17 Nov 2023

Waitematā Harbour rahui lifted, seven weeks after sewage spill

8:14 pm on 17 November 2023
Judges Bay, in Parnell, is a popular summer swimming spot.

Judges Bay in Parnell, where the sinkhole appeared. Photo: Emma Stanford

Watercare says it is hoping to make amends to improve the health of Auckland's Waitematā Harbour because it has "suffered a lot in the past 100 years".

After seven weeks, Ngāti Whātua Ōrākei on Thursday morning lifted the rāhui over the harbour at Ōkahu Bay, meaning swimmers can get back in the water.

Raw sewage spilled into it at the end of September when a storm and wastewater pipe burst, creating a sinkhole in a Parnell carpark and blocking the Ōrākei main sewer.

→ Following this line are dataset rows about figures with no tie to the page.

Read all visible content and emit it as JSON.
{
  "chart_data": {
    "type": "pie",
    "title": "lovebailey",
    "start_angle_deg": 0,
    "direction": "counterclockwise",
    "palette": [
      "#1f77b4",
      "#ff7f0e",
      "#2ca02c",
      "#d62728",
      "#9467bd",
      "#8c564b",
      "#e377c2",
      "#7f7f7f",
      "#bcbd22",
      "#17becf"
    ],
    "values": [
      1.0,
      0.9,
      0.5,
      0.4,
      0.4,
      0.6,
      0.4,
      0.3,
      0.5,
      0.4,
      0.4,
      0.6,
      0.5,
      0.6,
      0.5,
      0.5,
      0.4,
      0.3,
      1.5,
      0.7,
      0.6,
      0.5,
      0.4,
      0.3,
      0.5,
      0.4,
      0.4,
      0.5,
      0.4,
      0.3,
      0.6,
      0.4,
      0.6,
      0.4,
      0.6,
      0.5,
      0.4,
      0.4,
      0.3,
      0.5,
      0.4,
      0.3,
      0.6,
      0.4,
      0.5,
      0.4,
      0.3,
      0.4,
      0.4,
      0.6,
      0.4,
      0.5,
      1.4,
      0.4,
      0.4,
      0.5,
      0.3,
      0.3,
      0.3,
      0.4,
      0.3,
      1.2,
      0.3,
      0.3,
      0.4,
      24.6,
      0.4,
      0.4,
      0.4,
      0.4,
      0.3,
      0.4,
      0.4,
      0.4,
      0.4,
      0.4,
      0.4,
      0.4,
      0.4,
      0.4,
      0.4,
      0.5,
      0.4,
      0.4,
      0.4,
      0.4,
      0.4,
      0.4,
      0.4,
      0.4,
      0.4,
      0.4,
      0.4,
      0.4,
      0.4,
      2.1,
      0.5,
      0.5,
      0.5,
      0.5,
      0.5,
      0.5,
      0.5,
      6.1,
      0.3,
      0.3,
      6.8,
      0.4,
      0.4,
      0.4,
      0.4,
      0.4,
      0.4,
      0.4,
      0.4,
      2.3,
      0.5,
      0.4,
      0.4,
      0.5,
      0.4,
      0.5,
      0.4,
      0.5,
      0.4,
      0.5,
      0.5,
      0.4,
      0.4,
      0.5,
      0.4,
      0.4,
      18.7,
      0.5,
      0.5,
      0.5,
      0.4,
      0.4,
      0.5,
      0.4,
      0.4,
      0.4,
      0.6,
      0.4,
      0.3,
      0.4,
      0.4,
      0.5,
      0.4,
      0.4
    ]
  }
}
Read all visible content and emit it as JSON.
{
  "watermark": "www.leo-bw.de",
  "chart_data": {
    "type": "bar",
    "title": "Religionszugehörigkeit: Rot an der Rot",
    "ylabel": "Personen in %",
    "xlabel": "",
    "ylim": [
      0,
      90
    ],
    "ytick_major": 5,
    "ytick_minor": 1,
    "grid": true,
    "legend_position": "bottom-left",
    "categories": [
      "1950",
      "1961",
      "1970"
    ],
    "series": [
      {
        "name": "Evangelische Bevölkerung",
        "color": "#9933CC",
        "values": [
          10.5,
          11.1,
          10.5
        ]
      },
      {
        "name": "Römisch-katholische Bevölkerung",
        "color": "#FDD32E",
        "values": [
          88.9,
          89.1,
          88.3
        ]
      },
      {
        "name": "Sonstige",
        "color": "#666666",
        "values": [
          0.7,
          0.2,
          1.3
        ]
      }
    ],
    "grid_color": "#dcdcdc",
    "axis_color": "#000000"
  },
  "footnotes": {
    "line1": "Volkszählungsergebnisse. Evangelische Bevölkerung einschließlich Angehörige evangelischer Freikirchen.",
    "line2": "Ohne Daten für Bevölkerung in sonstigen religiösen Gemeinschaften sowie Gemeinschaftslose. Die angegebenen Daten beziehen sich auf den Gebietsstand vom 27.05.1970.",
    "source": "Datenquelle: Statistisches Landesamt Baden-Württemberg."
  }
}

On Friday, Watercare met with Ngāti Whātua Ōrākei to discuss the next steps in the harbour's restoration. The two groups were joined by environment regeneration experts to find a way to get the water back to health.

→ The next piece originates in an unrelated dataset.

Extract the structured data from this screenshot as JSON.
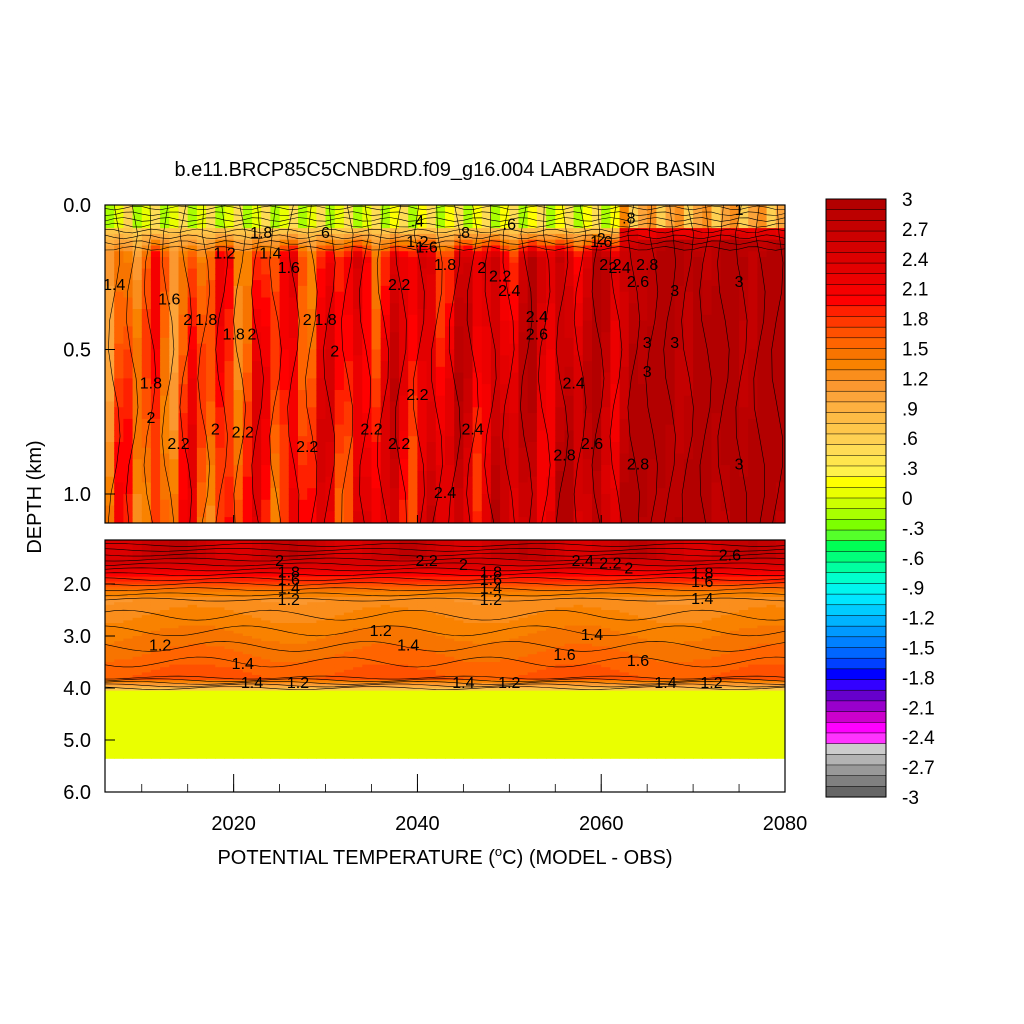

Following the meeting, environmental care manager Nathaniel Wilson said the water quality was back to normal, but there were "subtle changes" that could take months or years to resolve.

"You just get a slight change in what makes up the ecosystem, so different things move in, other things move out. Just getting that equilibrium back will take some time."

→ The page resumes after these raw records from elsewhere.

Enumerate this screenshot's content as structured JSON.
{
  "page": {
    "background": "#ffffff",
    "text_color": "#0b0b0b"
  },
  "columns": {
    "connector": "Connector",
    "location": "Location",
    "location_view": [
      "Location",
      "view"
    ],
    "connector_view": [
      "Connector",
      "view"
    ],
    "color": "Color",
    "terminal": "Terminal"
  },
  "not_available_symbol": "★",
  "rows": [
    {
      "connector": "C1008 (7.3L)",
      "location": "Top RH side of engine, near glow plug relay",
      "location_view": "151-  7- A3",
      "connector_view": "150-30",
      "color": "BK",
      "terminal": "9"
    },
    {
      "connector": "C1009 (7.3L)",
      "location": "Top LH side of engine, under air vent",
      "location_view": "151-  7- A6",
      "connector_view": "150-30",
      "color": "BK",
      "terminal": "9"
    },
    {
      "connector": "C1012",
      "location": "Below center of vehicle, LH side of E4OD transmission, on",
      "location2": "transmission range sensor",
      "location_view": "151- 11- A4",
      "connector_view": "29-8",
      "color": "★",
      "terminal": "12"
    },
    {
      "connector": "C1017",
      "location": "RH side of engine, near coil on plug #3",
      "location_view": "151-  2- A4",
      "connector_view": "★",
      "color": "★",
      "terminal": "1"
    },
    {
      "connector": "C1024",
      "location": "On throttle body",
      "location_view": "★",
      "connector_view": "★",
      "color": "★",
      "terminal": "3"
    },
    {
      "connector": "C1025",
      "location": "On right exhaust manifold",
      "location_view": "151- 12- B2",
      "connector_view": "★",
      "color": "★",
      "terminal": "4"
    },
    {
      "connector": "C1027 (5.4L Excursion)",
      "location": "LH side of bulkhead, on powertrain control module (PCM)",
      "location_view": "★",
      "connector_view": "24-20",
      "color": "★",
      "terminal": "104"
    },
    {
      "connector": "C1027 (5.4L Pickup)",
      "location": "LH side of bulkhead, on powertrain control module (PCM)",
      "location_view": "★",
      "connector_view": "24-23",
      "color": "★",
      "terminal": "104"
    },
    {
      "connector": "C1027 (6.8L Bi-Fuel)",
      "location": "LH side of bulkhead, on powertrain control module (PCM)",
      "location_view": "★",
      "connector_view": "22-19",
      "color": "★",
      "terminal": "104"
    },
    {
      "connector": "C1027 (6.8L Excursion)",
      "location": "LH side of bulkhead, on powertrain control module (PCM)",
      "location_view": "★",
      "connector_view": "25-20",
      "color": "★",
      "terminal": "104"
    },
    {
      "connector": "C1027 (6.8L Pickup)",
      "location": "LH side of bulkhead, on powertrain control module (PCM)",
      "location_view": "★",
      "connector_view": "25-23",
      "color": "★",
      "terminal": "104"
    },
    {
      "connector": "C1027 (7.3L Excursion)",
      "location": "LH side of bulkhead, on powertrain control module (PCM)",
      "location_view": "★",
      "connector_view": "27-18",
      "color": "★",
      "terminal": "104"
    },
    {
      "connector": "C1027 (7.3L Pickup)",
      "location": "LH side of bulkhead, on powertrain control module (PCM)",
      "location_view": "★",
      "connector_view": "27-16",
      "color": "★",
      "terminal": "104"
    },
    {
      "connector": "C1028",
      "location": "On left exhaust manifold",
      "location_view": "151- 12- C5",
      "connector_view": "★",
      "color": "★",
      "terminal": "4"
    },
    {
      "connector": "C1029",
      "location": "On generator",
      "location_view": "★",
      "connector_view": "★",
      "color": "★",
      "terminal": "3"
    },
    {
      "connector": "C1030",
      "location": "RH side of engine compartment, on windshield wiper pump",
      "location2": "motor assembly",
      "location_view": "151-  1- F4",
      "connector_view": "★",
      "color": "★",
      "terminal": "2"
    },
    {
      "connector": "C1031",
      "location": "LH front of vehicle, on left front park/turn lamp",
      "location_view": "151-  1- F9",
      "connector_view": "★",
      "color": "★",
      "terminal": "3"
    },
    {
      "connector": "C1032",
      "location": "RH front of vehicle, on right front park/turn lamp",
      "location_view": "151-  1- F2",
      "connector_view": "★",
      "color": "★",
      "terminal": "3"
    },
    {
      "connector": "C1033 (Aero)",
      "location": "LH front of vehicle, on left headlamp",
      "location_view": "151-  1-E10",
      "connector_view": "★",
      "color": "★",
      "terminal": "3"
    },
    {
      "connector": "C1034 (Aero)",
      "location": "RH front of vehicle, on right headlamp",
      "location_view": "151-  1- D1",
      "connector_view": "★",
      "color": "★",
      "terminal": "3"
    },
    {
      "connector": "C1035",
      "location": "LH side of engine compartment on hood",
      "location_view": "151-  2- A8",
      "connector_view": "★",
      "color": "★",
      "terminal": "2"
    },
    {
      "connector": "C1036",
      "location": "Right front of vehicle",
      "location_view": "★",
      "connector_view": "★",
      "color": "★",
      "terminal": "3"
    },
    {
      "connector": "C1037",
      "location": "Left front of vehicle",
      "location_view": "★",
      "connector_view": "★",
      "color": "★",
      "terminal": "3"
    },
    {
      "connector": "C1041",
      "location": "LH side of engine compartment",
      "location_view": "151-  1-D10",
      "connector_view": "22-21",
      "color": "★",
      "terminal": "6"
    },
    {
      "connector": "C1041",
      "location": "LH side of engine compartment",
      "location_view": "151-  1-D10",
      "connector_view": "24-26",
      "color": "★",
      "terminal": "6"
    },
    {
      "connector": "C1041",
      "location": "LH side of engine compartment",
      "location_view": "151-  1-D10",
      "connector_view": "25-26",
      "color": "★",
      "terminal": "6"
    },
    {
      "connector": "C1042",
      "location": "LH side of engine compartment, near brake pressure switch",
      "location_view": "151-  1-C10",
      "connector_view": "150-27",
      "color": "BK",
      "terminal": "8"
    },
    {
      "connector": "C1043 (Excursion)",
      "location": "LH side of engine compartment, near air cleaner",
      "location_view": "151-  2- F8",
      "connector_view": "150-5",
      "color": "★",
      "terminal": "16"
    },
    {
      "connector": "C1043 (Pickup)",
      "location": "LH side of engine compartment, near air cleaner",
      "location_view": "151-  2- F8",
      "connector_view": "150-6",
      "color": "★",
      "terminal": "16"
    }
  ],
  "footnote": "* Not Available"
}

While results showed it had affected the water quality of the harbour, he said, "there's not a lot to directly clean up".

"Natural processes will resolve that better than we can intervene."

A hole the size of a tennis court has appeared in St George’s Bay Rd Parnell.

The Parnell sinkhole. Photo: Desley Simpson

In the meantime, Wilson said action was being taken to restore the Waitemata Harbour from the poor treatment it had experienced in recent history.

"Through unfortunate circumstances we are in a position to do some good. It is very much acknowledging that the harbour has suffered a lot over the last 100 years, and this is an opportunity to start making things right."

He said Watercare was working alongside Ngāti Whātua Ōrākei and Revive Our Gulf to replenish "ancestral mussel - or kūtai - beds'.

Wilson hoped there would be opportunities with other habitat restoration projects around the harbour.

"That's artificial reef building, and planting habitat like seagrasses and seaweed."